Atendendo a que os mesmos não tinham sido enganados, isto é, sabiam ao que iam, não se compreende a insistência na abordagem dos regimes alimentares e a intolerância face a quem optou ou opta por não usar a carne na sua alimentação.
Escrevi intolerância já que fundamentalistas são sempre os outros, nomeadamente aqueles que por razões de saúde, por imperativos da sua consciência, relacionados com os animais e/ou a proteção do ambiente, ou por quaisquer outras razões, decidiram divergir, em termos alimentares, da ditadura da maioria ou das imposições da indústria alimentar.
Sobre este assunto várias personalidades têm-se pronunciado a favor de um ou outro regime alimentar, por vezes em termos violentos e intolerantes, o que em nada contribui para a promoção dos seus ideais.

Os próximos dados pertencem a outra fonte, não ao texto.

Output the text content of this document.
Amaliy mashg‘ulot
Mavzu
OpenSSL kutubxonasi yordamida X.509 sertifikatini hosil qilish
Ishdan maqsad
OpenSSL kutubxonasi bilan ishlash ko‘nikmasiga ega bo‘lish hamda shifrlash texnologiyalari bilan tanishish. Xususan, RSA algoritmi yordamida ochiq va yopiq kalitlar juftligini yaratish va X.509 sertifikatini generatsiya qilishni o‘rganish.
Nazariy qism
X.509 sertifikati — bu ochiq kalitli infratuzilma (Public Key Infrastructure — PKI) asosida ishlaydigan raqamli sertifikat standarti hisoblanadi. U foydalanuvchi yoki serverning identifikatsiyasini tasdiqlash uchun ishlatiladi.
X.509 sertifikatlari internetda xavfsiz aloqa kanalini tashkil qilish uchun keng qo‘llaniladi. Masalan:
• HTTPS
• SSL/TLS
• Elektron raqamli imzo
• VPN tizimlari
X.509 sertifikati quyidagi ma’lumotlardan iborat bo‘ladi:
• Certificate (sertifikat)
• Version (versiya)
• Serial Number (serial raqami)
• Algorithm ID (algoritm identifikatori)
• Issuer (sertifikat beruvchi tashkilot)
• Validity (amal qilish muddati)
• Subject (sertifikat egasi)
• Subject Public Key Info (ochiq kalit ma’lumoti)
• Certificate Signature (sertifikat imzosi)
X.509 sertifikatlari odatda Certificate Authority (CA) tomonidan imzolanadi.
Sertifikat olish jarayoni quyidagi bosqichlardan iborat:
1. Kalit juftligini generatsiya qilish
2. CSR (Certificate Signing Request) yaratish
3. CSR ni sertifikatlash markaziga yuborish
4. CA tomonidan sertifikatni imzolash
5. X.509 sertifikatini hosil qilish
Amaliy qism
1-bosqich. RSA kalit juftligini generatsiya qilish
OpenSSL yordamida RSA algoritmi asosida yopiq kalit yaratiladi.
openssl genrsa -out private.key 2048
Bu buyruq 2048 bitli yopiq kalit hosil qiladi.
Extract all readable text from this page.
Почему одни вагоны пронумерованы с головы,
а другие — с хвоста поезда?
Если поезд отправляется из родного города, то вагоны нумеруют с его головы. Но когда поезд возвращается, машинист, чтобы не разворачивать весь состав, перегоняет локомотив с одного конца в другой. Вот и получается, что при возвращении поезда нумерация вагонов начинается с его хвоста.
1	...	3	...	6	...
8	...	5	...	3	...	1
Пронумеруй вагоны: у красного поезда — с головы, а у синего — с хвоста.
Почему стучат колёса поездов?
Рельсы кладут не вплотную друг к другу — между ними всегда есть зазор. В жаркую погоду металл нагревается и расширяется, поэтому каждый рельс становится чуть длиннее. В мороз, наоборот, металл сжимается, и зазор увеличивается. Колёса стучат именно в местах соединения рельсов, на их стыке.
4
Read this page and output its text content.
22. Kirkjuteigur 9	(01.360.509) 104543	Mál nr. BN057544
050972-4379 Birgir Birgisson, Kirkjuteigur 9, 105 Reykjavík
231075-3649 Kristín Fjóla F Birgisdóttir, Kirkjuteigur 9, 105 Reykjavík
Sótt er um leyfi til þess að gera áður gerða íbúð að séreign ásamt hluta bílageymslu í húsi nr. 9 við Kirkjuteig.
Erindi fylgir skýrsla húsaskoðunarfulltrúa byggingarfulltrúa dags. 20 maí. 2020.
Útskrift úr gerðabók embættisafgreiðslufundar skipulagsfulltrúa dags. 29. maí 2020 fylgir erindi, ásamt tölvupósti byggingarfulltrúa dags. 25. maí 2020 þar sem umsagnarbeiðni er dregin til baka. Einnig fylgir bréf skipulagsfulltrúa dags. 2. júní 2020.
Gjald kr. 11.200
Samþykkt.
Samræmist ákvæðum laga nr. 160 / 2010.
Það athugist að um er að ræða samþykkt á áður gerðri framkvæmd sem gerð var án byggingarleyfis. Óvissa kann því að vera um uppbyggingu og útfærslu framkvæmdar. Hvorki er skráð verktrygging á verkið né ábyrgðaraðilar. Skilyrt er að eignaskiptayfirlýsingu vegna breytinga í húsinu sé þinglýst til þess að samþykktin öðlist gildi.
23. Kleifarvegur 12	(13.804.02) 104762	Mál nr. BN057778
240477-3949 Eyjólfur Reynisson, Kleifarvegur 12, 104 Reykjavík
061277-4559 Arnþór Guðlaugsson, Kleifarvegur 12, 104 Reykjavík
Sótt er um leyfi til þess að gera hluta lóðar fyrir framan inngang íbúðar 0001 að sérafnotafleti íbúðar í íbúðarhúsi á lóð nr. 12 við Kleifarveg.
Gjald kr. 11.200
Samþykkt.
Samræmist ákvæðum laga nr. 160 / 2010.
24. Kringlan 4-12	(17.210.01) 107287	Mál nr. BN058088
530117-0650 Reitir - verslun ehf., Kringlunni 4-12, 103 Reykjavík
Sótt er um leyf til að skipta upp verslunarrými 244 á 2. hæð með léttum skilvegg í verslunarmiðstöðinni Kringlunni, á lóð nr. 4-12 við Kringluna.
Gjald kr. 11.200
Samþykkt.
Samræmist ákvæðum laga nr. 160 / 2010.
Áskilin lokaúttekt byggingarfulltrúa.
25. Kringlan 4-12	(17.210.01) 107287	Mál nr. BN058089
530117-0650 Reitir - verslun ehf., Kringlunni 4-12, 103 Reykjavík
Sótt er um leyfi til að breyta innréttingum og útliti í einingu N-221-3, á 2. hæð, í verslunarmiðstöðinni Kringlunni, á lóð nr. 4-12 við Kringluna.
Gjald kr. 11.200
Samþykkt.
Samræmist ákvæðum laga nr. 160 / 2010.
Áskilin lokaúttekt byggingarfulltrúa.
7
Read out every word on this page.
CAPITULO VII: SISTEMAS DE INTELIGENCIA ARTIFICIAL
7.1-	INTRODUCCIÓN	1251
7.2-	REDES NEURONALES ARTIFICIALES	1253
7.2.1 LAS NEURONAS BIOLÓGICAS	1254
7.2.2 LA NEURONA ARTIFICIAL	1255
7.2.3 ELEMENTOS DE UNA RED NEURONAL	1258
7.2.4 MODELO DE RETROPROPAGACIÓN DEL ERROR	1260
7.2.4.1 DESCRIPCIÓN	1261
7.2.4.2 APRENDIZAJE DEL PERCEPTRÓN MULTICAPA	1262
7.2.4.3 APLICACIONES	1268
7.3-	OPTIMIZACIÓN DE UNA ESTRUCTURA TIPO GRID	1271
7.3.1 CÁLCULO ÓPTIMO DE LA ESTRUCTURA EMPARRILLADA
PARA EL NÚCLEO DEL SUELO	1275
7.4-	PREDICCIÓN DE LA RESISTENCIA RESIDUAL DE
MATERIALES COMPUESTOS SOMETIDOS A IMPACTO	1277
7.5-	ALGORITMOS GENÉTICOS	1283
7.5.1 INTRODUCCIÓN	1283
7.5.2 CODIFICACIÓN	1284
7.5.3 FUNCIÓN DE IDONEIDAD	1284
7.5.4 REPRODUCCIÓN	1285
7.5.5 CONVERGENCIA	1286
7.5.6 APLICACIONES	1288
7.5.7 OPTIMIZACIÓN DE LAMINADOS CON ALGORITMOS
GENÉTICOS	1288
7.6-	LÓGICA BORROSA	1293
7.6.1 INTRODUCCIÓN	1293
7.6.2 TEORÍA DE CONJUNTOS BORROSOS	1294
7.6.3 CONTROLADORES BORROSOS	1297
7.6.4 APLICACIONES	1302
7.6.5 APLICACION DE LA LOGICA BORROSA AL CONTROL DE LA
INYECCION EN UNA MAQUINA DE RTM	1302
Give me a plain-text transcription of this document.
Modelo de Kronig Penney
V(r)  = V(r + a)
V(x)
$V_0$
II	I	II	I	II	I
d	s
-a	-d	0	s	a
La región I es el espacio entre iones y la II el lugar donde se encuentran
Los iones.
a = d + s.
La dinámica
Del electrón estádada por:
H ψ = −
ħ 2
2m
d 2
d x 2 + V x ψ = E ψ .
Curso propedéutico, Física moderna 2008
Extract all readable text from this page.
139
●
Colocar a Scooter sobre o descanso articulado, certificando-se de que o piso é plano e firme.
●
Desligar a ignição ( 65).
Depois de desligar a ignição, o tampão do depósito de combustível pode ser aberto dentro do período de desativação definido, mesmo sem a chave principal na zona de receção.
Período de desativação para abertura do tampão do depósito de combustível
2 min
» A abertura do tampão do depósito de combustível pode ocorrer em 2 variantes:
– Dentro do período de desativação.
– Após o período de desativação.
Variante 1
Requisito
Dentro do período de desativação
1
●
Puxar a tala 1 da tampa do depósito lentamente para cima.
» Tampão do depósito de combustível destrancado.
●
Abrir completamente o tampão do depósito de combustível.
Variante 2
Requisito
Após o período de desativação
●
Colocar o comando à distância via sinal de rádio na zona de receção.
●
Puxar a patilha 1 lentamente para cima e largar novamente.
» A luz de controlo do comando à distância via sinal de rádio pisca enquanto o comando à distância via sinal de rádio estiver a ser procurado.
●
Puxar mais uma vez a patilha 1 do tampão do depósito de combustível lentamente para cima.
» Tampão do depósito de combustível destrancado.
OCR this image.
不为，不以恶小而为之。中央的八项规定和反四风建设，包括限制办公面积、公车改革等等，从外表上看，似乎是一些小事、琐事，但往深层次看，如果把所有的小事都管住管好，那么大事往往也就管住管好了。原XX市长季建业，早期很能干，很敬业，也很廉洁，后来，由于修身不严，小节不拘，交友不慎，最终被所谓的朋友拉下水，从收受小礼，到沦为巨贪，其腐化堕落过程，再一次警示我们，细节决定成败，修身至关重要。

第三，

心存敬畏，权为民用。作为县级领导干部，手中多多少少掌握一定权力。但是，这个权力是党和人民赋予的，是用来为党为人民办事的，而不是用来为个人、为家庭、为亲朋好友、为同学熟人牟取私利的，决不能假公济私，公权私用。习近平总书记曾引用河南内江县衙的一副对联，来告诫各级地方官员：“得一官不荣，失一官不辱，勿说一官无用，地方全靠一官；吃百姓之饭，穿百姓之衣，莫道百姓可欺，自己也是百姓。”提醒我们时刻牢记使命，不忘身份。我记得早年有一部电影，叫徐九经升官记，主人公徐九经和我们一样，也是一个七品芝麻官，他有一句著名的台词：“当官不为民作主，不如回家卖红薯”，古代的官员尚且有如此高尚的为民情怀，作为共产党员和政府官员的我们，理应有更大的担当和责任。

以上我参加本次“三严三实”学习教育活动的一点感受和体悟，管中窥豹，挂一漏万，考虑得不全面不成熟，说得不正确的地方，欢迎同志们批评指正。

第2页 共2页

Por outro lado, há outras que têm posições mais sensatas e respeitadoras do outro, como é o caso do filósofo Agostinho da Silva que afirmou: “deve escolher-se a fonte de proteína que seja ao mesmo tempo a mais barata e a mais adequada a cada Povo, insistindo-se, porém, sempre, no consumo da proteína vegetal equiparável: animal está no mundo para ser nosso companheiro, não nosso escravo e vítima”.
Hoje, nos Açores, ser vegetariano não deve ser tarefa fácil tanto são os preconceitos existentes e é raro que quem o é não seja motivo de chacota por parte da maioria que se julga sábia, de que são exemplo, as “bocas” como, “só come alfaces” ou “basta o acompanhamento”, etc.
A prova de que apesar de a Terra já ter dado cerca de noventa voltas ao Sol, ainda hoje se pensa como se pensava em 1928, quando Ponta Delgada recebeu Mascarenhas Araújo que percorreu o país “em propaganda vegetariana e antialcoólica”. Assim, no mesmo número do Correio dos Açores em que aquele foi entrevistado e talvez para contrabalançar ou ridicularizar as suas opiniões, o jornal apresentou uma nota de humor do seu habitual “colaborador” Jack.
Com o título “A apoteose da hortaliça”, o “humorista” Jack, depois de caraterizar Mascarenhas Araújo como “figura apostólica de doutrinador descarapuçado e de sandálias”, termina o seu texto nos seguintes termos:
“Simplesmente, o que posso afirmar é que, seduzidos com a promessa de rara longevidade, há já aí muito patrício nosso que vai cultivando a hortaliça em regímen de abstinência de viandas.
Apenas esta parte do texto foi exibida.